Exactly!! I love to just sit near the entrance and watch, listen, and smell the bees on a warm spring day! :applause:


----------



## GaSteve (Apr 28, 2004)

I have never smelled the banana smell while working hives, but I've smelled it many times when doing cutouts.

I have thought about designing a vandal/critter deterrent system around that principle. Disturb the hive too much and the offender gets blasted with the artificial banana flavoring. I'm sure it would be a personal injury lawyer's dream.


----------



## Barry (Dec 28, 1999)

GaSteve said:


> Three drops of the artificial banana flavor on a patch incited a huge cloud of bees out of the hive in less than 30 seconds. It was alarming enough he laid down the pole and retrieved it that night. That patch obviously had a lot of stingers.
> 
> Interestingly enough, an actual piece of banana smeared on a patch was totally ignored by the bees.


Having not much else to do today, I decided to try a little experiment with a hive I have here at the house. Results are obvious!


----------



## HTC (Mar 17, 2012)

If you want to keep bees away soak your cloths in Bee Go. Worse then skunk, it will keep pesky neighbors away to.

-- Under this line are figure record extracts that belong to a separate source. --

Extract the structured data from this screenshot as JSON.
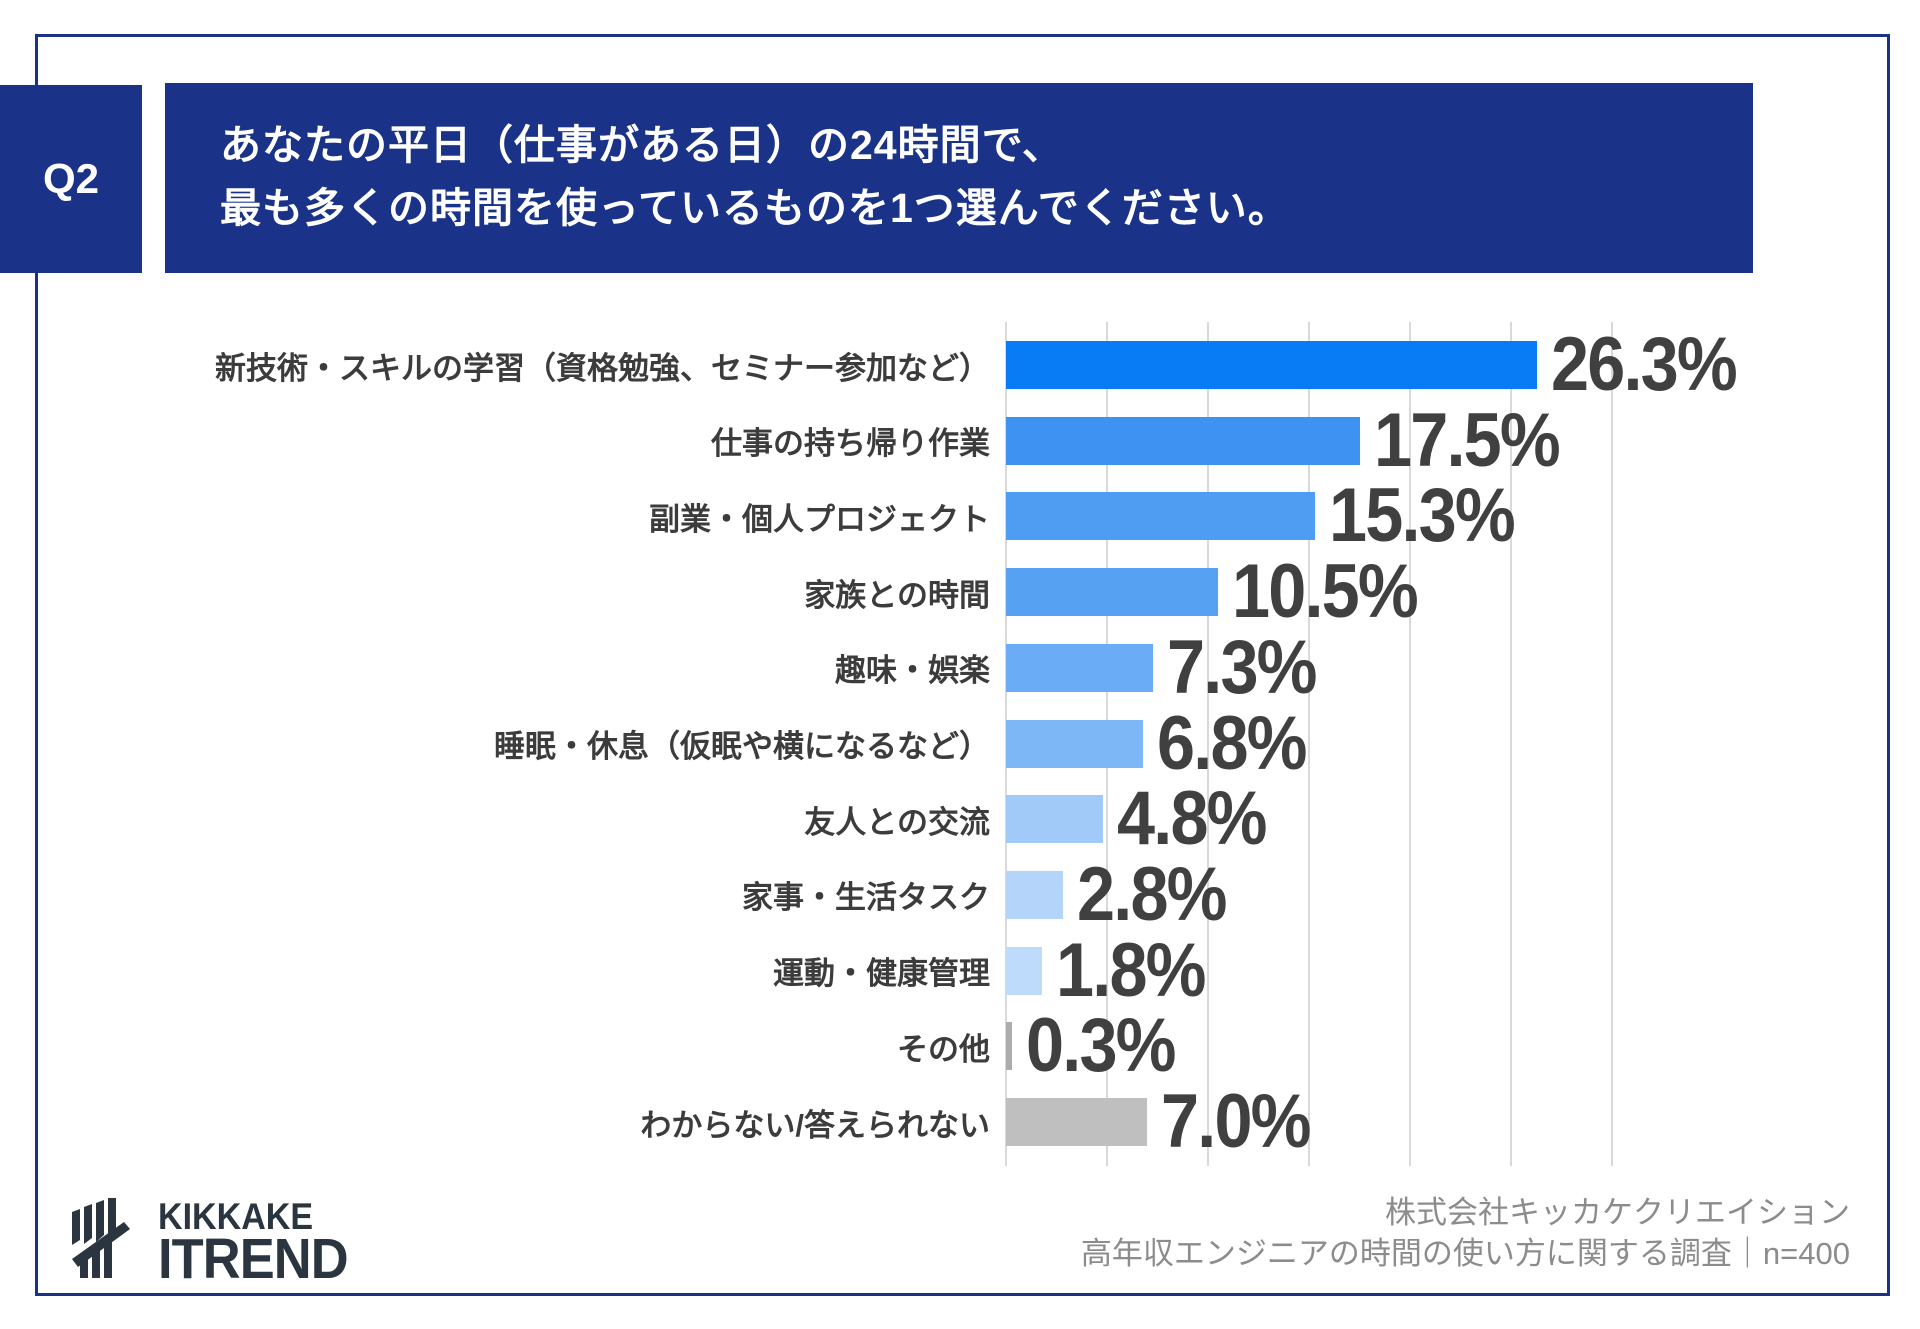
{
  "header": {
    "question_number": "Q2",
    "title_line1": "あなたの平日（仕事がある日）の24時間で、",
    "title_line2": "最も多くの時間を使っているものを1つ選んでください。"
  },
  "chart_data": {
    "type": "bar",
    "orientation": "horizontal",
    "unit": "%",
    "categories": [
      "新技術・スキルの学習（資格勉強、セミナー参加など）",
      "仕事の持ち帰り作業",
      "副業・個人プロジェクト",
      "家族との時間",
      "趣味・娯楽",
      "睡眠・休息（仮眠や横になるなど）",
      "友人との交流",
      "家事・生活タスク",
      "運動・健康管理",
      "その他",
      "わからない/答えられない"
    ],
    "values": [
      26.3,
      17.5,
      15.3,
      10.5,
      7.3,
      6.8,
      4.8,
      2.8,
      1.8,
      0.3,
      7.0
    ],
    "value_labels": [
      "26.3%",
      "17.5%",
      "15.3%",
      "10.5%",
      "7.3%",
      "6.8%",
      "4.8%",
      "2.8%",
      "1.8%",
      "0.3%",
      "7.0%"
    ],
    "bar_colors": [
      "#077CF4",
      "#3E92F2",
      "#4F9CF3",
      "#57A1F3",
      "#6AACF5",
      "#7EB7F6",
      "#A1CAF9",
      "#B4D4FA",
      "#BFDBFB",
      "#ACACAC",
      "#BFBFBF"
    ],
    "xlim": [
      0,
      30
    ],
    "gridline_interval": 5,
    "grid": true,
    "legend": false,
    "title": "",
    "xlabel": "",
    "ylabel": ""
  },
  "footer": {
    "logo_line1": "KIKKAKE",
    "logo_line2": "ITREND",
    "credit_line1": "株式会社キッカケクリエイション",
    "credit_line2": "高年収エンジニアの時間の使い方に関する調査｜n=400"
  },
  "colors": {
    "navy": "#1A3389",
    "grid": "#D9D9D9",
    "category_text": "#3C3C3C",
    "value_text": "#404040",
    "credit_text": "#8C8C8C",
    "logo": "#2A3540"
  }
}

I needed some hand cleaner so I picked up some GOJO at the auto supply. Its the Cherry Gel, kink of differed smell. Well even the bees at the birdbath take offense. It took a few tries but I figured it out .


----------



## Katharina (May 2, 2011)

Oil of gloves and artificial almond extract deter them. Don't worry you don't need either one of them. A spray bottle of sugar water and a good smoker will take of it. I rarely use any protection for most jobs. My only gear is a veil I've made myself worn over a wide rim hat and some kitchen gloves.


----------



## Daniel Y (Sep 12, 2011)

My hive is located about 30 feet outside my back door. As you walk outside you notice the hive. IT is the big white box and you will see bees flying at the entrance for maybe 3 feet in front of the hive on a very busy moment. 1 foot on a normal one. If you take the time to watch carefully you can actually catch a glimpse of bees for about 20 feet in front of the hive as they come and go. Otherwise you don't see a bee in my yard anywhere. It's not anything like they are milling about outside looking for something to do and just being curious about anything that moves. That is more how hornets behave. Bee behavior is much different. they may take a quick look at you but for the most part they are pretty much about taking care of business. Just don't stand right in front of their hive. they will run into you as they take off. We have been outside all day working and no one has had a bee fly near them unless we went up to the hive to check on it. we pester the bees it is not the other way around.


----------



## sqkcrk (Dec 10, 2005)

They don't stay away from me at the end of a long day.


----------



## NasalSponge (Jul 22, 2008)

My entire backyard is my bees flight path, all day long the fly back and forth across it, still rarely an issue, on occasion they take offense at my wife working the garden but it is quite rare. I love to watch them leave very quickly and fly back very slowly...great fun.


----------